Another important thing to note is that night driving is more dangerous for everyone, as well. Studies show that accident statistics go up after dark. Some of the reasons for this include:

  • Shorter reaction times
  • Decreased visibility
  • Increased instances of drunk driving
  • More drowsy drivers on the road

Even for someone in a perfect state of mind, night driving can become difficult. For a tired or drunk driver, the issues compound each other.

When the two come together

Now that you know how these two factors influence drivers, let's consider what happens when the two intersect. Some of the most dangerous drivers on the road are young, inexperienced drivers who go out at night.

The proof is in the numbers. From 9 p.m. to 6 a.m., new teen drivers only put up a mere 14% of the total miles they drive in a given year. This is for all those who are 16 or 17 years old. They drive the vast majority of their miles during the day.

Even so, if you look at fatal car accidents from this age group, over the same exact time period, you'll see that nearly a third of all deadly accidents -- 32% -- happen at this time.

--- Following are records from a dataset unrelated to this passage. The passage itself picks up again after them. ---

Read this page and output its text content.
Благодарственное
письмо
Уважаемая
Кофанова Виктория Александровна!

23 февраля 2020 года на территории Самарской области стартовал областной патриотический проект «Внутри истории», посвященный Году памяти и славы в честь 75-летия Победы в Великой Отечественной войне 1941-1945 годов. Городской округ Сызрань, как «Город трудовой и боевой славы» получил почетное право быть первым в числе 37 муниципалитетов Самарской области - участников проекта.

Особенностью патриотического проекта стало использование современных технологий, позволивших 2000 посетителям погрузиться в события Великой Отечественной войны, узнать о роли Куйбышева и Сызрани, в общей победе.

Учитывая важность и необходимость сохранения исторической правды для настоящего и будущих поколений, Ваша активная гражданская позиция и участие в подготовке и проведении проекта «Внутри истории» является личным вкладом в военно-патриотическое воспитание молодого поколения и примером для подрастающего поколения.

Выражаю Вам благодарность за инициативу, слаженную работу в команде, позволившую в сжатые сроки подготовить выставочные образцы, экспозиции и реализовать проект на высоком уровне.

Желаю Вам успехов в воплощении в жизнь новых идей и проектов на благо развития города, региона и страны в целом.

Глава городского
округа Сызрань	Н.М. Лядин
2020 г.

If night driving did not increase risks, 14% of the miles traveled would lead to 14% of the deadly accidents. Instead, the fatal car crash rate for teenage drivers more than doubles. It's very telling and shows you exactly what risks people face.

What should you do?

Your first inclination is probably to reduce the risks in any way you can. Maybe you're certainly not a young, inexperienced driver, but you know you could get hit by one any time you get behind the wheel. To stay safe, you want to avoid these dangerous late-night hours whenever you can.

However, as you can see from the statistics, even that doesn't fully protect you. The other 68% of deadly accidents caused by teen drivers happen during the day. The night is more dangerous in terms of rate, but the daytime driving takes more lives.

As a result, the best thing to do is to make sure you are well aware of all of your legal rights if you get seriously injured in an accident or if a loved one loses their life.